Sesi pembacaan puisi pun dimulai setelahnya. Ada pembacaan puisi cinta berjudul Puisi Matematika dan Pertemuan Malam oleh seorang kerabat Rendra yang berasal dari Magelang, Haris Kerto Raharjo. Hari Leo melanjutkan dengan membacakan puisi Rendra yang berjudul Rick Dari Corona. Mantan istri Rendra yang ke-2, Sitoresmi Prabuningrat turut hadir dalam acara itu.  Sitoresmi membacakan tiga puisi Rendra yang berjudul: Tahanan, Doa Seorang Prajurit Sebelum Berperang, dan Gugur.

Selanjutnya, Bapak Bakti Sumanto, seseorang yang pernah menjadi murid teater Rendra memberikan testimoni sehubungan dengan Rendra. Menurutnya, Rendra bukanlah sosok penyair yang waton banter (asal bicara lantang), melainkan penyair yang lebih mementingkan tersampaikannya konsep dalam puisinya kepada masyarakat,.

Raudal Tanjung Banua, seorang sastrawan dari Komunitas Rumah Lebah Yogyakarta yang pernah dekat dengan Rendra pada masa akhir hidup Rendra juga memberikan testimoninya tentang Rendra.

Setelah testimoni itu, sebuah pertunjukan musik etnik dari Pusat Kesenian Balemong Ungaran turut menyemarakkan acara dengan perpaduan musik etnik dan gerak atraktif dari Daryanto Bended yang membacakan sajak-sajak tentang kehiduan pedesaan.

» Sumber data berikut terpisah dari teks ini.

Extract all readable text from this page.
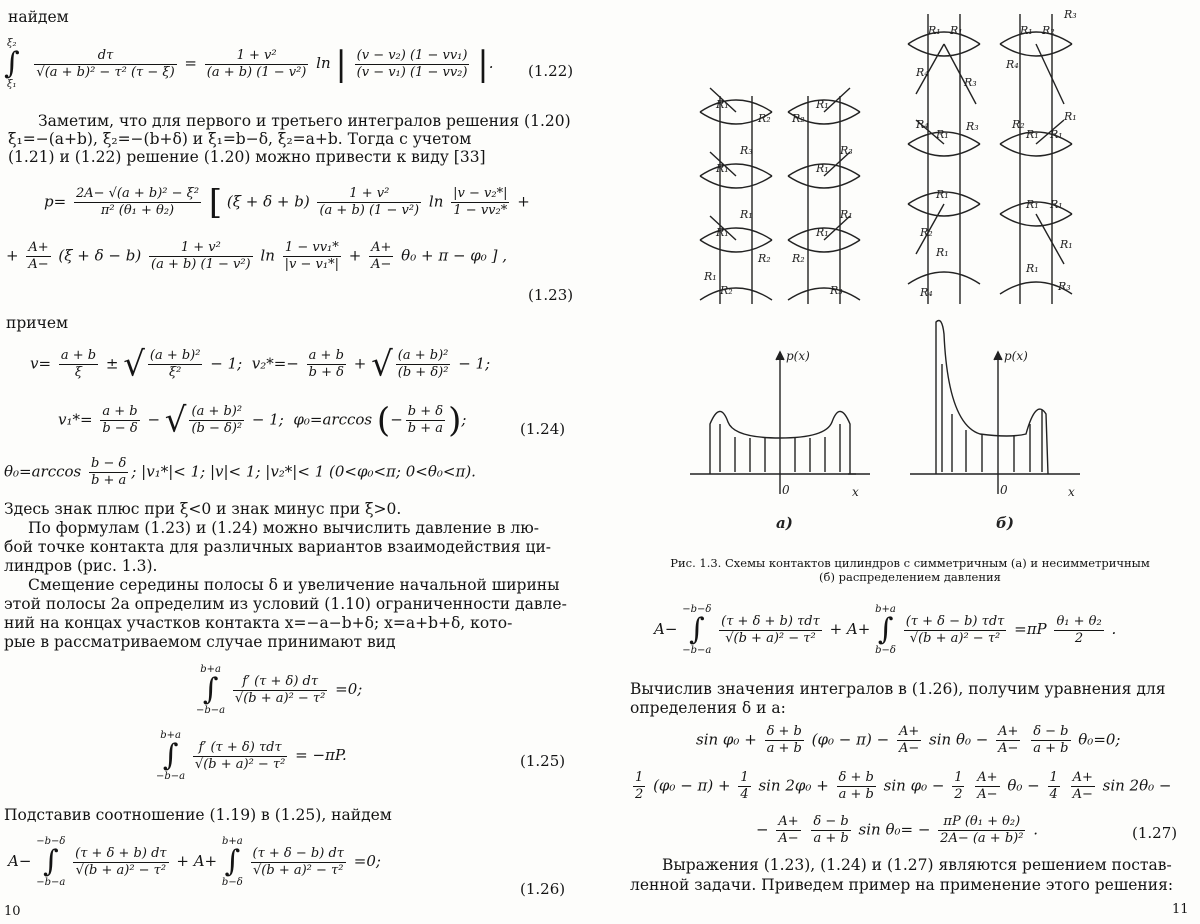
найдем
ξ₂
∫
ξ₁

$\frac{d\tau}{\text{√(a + b)² − τ² (τ − ξ)}} = \frac{\text{1 + v²}}{\text{(a + b) (1 − v²)}}$ ln | $\frac{\text{(v − v₂) (1 − vv₁)}}{\text{(v − v₁) (1 − vv₂)}}$ |. (1.22)
Заметим, что для первого и третьего интегралов решения (1.20)
ξ₁=−(a+b), ξ₂=−(b+δ) и ξ₁=b−δ, ξ₂=a+b. Тогда с учетом
(1.21) и (1.22) решение (1.20) можно привести к виду [33]
$p= \frac{\text{2A− √(a + b)² − ξ²}}{\text{π² (θ₁ + θ₂)}}$ [ $(\xi + \delta + b) \frac{\text{1 + v²}}{\text{(a + b) (1 − v²)}}$ $\ln \frac{\text{|v − v₂*|}}{\text{1 − vv₂*}}$ +
+ $\frac{A+}{A-} (\xi + \delta - b) \frac{\text{1 + v²}}{\text{(a + b) (1 − v²)}}$ $\ln \frac{\text{1 − vv₁*}}{\text{|v − v₁*|}} + \frac{A+}{A-} \theta_0 + \pi - \varphi_0$ ] ,
(1.23)
причем
$v= \frac{a + b}{\xi}$ ± √ $\frac{\text{(a + b)²}}{\text{ξ²}} - 1$; $v_2*=- \frac{a + b}{b + \delta}$ + √ $\frac{\text{(a + b)²}}{\text{(b + δ)²}} - 1$;
$v_1*= \frac{a + b}{b - \delta}$ − √ $\frac{\text{(a + b)²}}{\text{(b − δ)²}} - 1$; φ₀=arccos (− $\frac{b + \delta}{b + a}$ );
(1.24)
$\theta_0=\arccos \frac{b - \delta}{b + a}$ ; |v₁*|< 1; |v|< 1; |v₂*|< 1 (0<φ₀<π; 0<θ₀<π).
Здесь знак плюс при ξ<0 и знак минус при ξ>0.
По формулам (1.23) и (1.24) можно вычислить давление в лю-
бой точке контакта для различных вариантов взаимодействия ци-
линдров (рис. 1.3).
Смещение середины полосы δ и увеличение начальной ширины
этой полосы 2a определим из условий (1.10) ограниченности давле-
ний на концах участков контакта x=−a−b+δ; x=a+b+δ, кото-
рые в рассматриваемом случае принимают вид
b+a
∫
−b−a

$\frac{f' (\tau + \delta) d\tau}{\text{√(b + a)² − τ²}} =0$;
b+a
∫
−b−a

$\frac{\text{f′ (τ + δ) τdτ}}{\text{√(b + a)² − τ²}} = -\pi P$.	(1.25)
Подставив соотношение (1.19) в (1.25), найдем
A−
−b−δ
∫
−b−a

$\frac{(\tau + \delta + b) d\tau}{\text{√(b + a)² − τ²}} + A+$
b+a
∫
b−δ

$\frac{(\tau + \delta - b) d\tau}{\text{√(b + a)² − τ²}} =0$;
(1.26)
10
R₁	R₁
R₁	R₁
R₃
R₁	R₁
R₃
R₁	R₁
R₂	R₃
R₂ R₂
R₂ R₂
R₁
R₄
R₁ R₁	R₁
R₃
R₂
R₃
R₄
R₁
R₄
R₁
R₃
R₁ R₁
R₂
R₁
R₁ R₁
R₂
R₁
R₁
R₃
R₄
R₁
p(x)
0	x
p(x)
0	x
а)	б)
Рис. 1.3. Схемы контактов цилиндров с симметричным (а) и несимметричным
(б) распределением давления
A−
−b−δ
∫
−b−a

$\frac{\text{(τ + δ + b) τdτ}}{\text{√(b + a)² − τ²}} + A+$
b+a
∫
b−δ

$\frac{\text{(τ + δ − b) τdτ}}{\text{√(b + a)² − τ²}} =\pi P \frac{\text{θ₁ + θ₂}}{2}$ .
Вычислив значения интегралов в (1.26), получим уравнения для
определения δ и a:
$\sin \varphi_0 + \frac{\delta + b}{a + b} (\varphi_0 - \pi) - \frac{A+}{A-}$ $\sin \theta_0 - \frac{A+}{A-}$
$\frac{\delta - b}{a + b} \theta_0=0$;
$\frac{1}{2} (\varphi_0 - \pi) + \frac{1}{4}$ $\sin 2\varphi_0 + \frac{\delta + b}{a + b}$ $\sin \varphi_0 - \frac{1}{2}$
$\frac{A+}{A-} \theta_0 - \frac{1}{4}$
$\frac{A+}{A-}$ sin 2θ₀ −
− $\frac{A+}{A-}$
$\frac{\delta - b}{a + b}$ $\sin \theta_0= - \frac{\text{πP (θ₁ + θ₂)}}{\text{2A− (a + b)²}}$ .	(1.27)
Выражения (1.23), (1.24) и (1.27) являются решением постав-
ленной задачи. Приведем пример на применение этого решения:
11
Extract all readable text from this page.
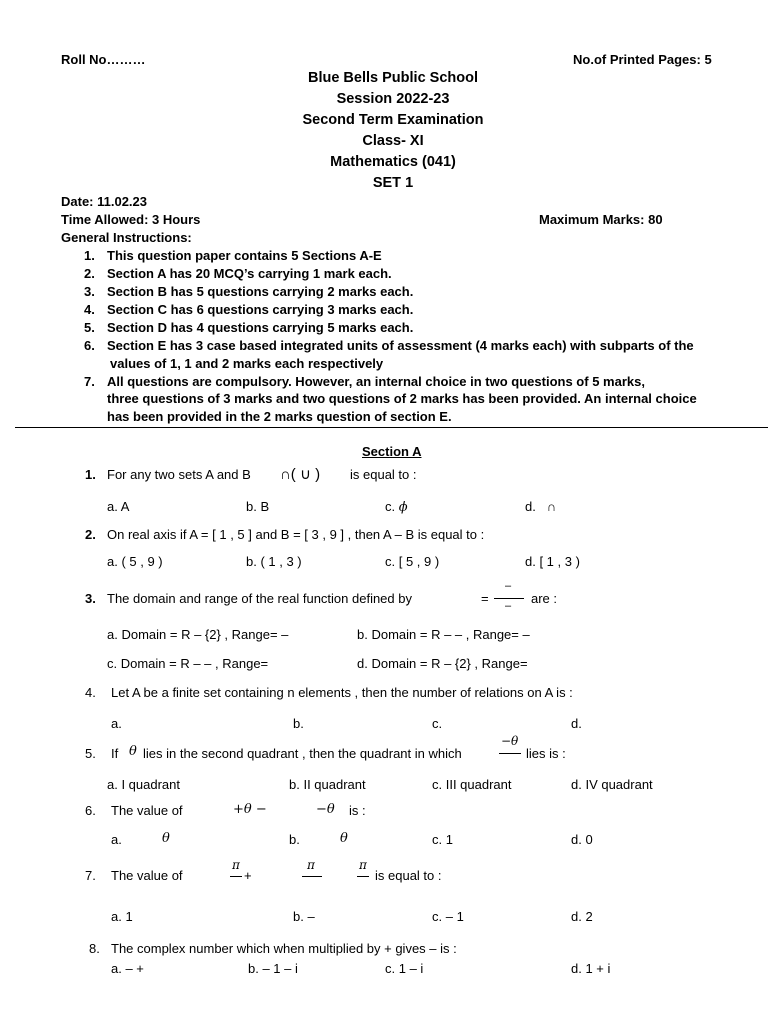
Roll No………	No.of Printed Pages: 5
Blue Bells Public School
Session 2022-23
Second Term Examination
Class- XI
Mathematics (041)
SET 1
Date: 11.02.23
Time Allowed: 3 Hours	Maximum Marks: 80
General Instructions:
1. This question paper contains 5 Sections A-E
2. Section A has 20 MCQ’s carrying 1 mark each.
3. Section B has 5 questions carrying 2 marks each.
4. Section C has 6 questions carrying 3 marks each.
5. Section D has 4 questions carrying 5 marks each.
6. Section E has 3 case based integrated units of assessment (4 marks each) with subparts of the
values of 1, 1 and 2 marks each respectively
7. All questions are compulsory. However, an internal choice in two questions of 5 marks,
three questions of 3 marks and two questions of 2 marks has been provided. An internal choice
has been provided in the 2 marks question of section E.
Section A
1. For any two sets A and B ∩( ∪ ) is equal to :
a. A	b. B	c. ϕ	d. ∩
2. On real axis if A = [ 1 , 5 ] and B = [ 3 , 9 ] , then A – B is equal to :
a. ( 5 , 9 )	b. ( 1 , 3 )	c. [ 5 , 9 )	d. [ 1 , 3 )
3. The domain and range of the real function defined by	=
–
– are :
a. Domain = R – {2} , Range= –	b. Domain = R – – , Range= –
c. Domain = R – – , Range=	d. Domain = R – {2} , Range=
4. Let A be a finite set containing n elements , then the number of relations on A is :
a.	b.	c.	d.
5. If θ lies in the second quadrant , then the quadrant in which
−θ
lies is :
a. I quadrant	b. II quadrant	c. III quadrant	d. IV quadrant
6. The value of	+θ −	−θ is :
a.	θ	b.	θ	c. 1	d. 0
7. The value of
π
+
π	π
is equal to :
a. 1	b. –	c. – 1	d. 2
8. The complex number which when multiplied by + gives – is :
a. – +	b. – 1 – i	c. 1 – i	d. 1 + i
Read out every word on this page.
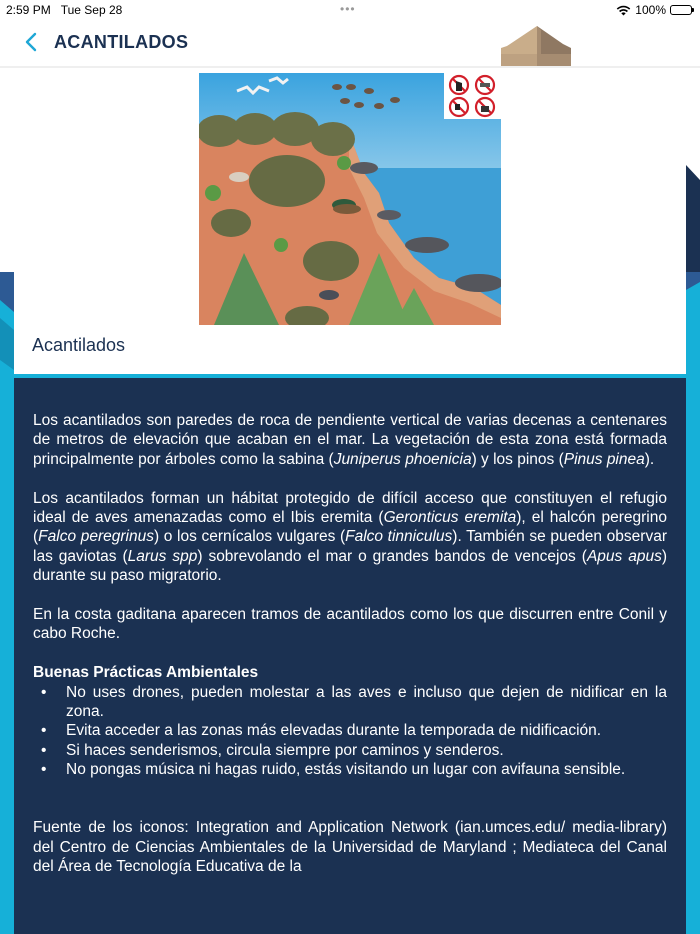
2:59 PM Tue Sep 28	•••	100%
ACANTILADOS
Acantilados

Los acantilados son paredes de roca de pendiente vertical de varias decenas a centenares de metros de elevación que acaban en el mar. La vegetación de esta zona está formada principalmente por árboles como la sabina (Juniperus phoenicia) y los pinos (Pinus pinea).

Los acantilados forman un hábitat protegido de difícil acceso que constituyen el refugio ideal de aves amenazadas como el Ibis eremita (Geronticus eremita), el halcón peregrino (Falco peregrinus) o los cernícalos vulgares (Falco tinniculus). También se pueden observar las gaviotas (Larus spp) sobrevolando el mar o grandes bandos de vencejos (Apus apus) durante su paso migratorio.

En la costa gaditana aparecen tramos de acantilados como los que discurren entre Conil y cabo Roche.

Buenas Prácticas Ambientales
• No uses drones, pueden molestar a las aves e incluso que dejen de nidificar en la zona.
• Evita acceder a las zonas más elevadas durante la temporada de nidificación.
• Si haces senderismos, circula siempre por caminos y senderos.
• No pongas música ni hagas ruido, estás visitando un lugar con avifauna sensible.

Fuente de los iconos: Integration and Application Network (ian.umces.edu/ media-library) del Centro de Ciencias Ambientales de la Universidad de Maryland ; Mediateca del Canal del Área de Tecnología Educativa de la
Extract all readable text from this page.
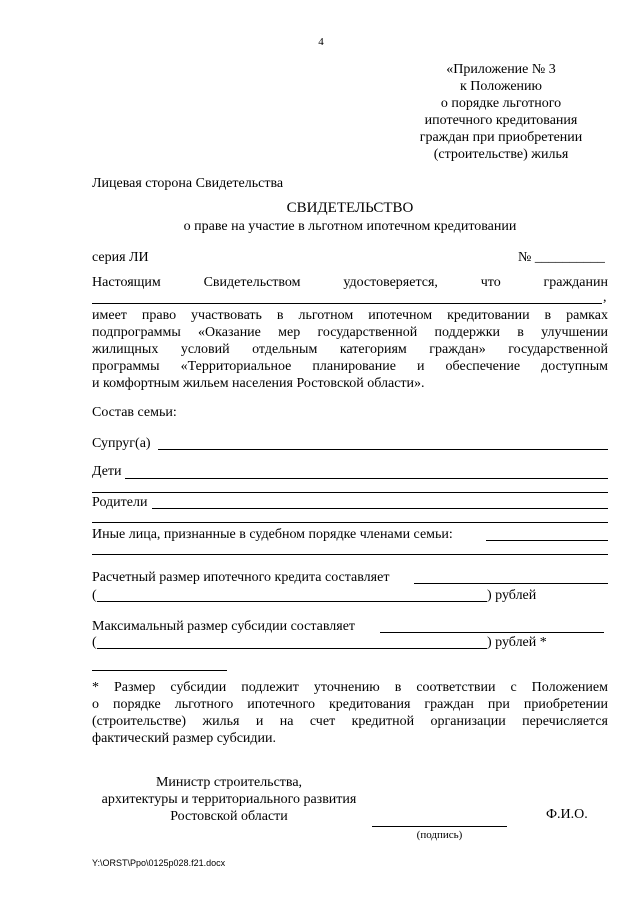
4
«Приложение № 3
к Положению
о порядке льготного
ипотечного кредитования
граждан при приобретении
(строительстве) жилья
Лицевая сторона Свидетельства
СВИДЕТЕЛЬСТВО
о праве на участие в льготном ипотечном кредитовании
серия ЛИ	№ __________
Настоящим	Свидетельством	удостоверяется,	что	гражданин
,
имеет право участвовать в льготном ипотечном кредитовании в рамках
подпрограммы «Оказание мер государственной поддержки в улучшении
жилищных условий отдельным категориям граждан» государственной
программы «Территориальное планирование и обеспечение доступным
и комфортным жильем населения Ростовской области».
Состав семьи:
Супруг(а)
Дети
Родители
Иные лица, признанные в судебном порядке членами семьи:
Расчетный размер ипотечного кредита составляет
(	) рублей
Максимальный размер субсидии составляет
(	) рублей *
* Размер субсидии подлежит уточнению в соответствии с Положением
о порядке льготного ипотечного кредитования граждан при приобретении
(строительстве) жилья и на счет кредитной организации перечисляется
фактический размер субсидии.
Министр строительства,
архитектуры и территориального развития
Ростовской области
(подпись)
Ф.И.О.
Y:\ORST\Ppo\0125p028.f21.docx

Buyung Mentari, seorang seniman /aktor yang pernah belajar teater pada Rendra ikut serta membacakan puisi karyanya malam itu sebelum Kepal SPI. Kepal SPI (Serikat Pengamen Indonesia) juga turut menjadi bagian dari acara ini. Mereka membawakan lagu-lagu dari album mereka yang bertema sosial dan sarat kritik pada pemerintah/penguasa. Penampilan Kepal SPI juga menjadi lebih variatif  ketika mereka berkolaborasi dengan Daryanto Bended dari Pusat Kesenian Balemong dalam lagu berjudul Maling. Dalam kolaborasi itu, Bended Daryanto membacakan syair ciptaannya yang dikombinasikan dalam lagu “Maling” tersebut.

Seorang budayawan sekaligus seniman, M.H Ainun Najib hadir di penutupan acara ini. M.H. Ainun Nadjib atau yang lebih dikenal dengan panggilan Cak Nun, dipanggil ke panggung  untuk memberikan testimoninya tentang W.S. Rendra. Namun karena mungkin waktu sudah menunjukkan jam 12 malam dan sepertinya pihak Karta Pustaka membatasi waktu tampil Cak Nun,  Hal ini diungkapkan Cak Nun dalam sambutan awalnya. Cak Nun malah lebih banyak memaparkan usulan konsep acara Peringatan W.S. Rendra  tahun depan dan bukan testimoni tentang Rendra. Cak Nun mengusulkan, ada baiknya jika acara peringatan W.S. Rendra dibagi menjadi empat bagian dalam dua hari dua malam, yaitu:  Rendra Intelektual, Rendra Estetik Artistik, Rendra Progresif dan juga Rendra Spiritual, sehingga semua aspek Rendra dapat dipahami lebih luas dan mendalam oleh masyarakat. Selain itu, Cak Nun juga memaparkan keprihatinannya pada kondisi Negara Indonesia saat ini. Cak Nun mengakhiri ‘testimoninya’ dengan memimpin doa bersama semua hadirin di tempat itu. Tepat pukul 00.30 dini hari,  acara selesai.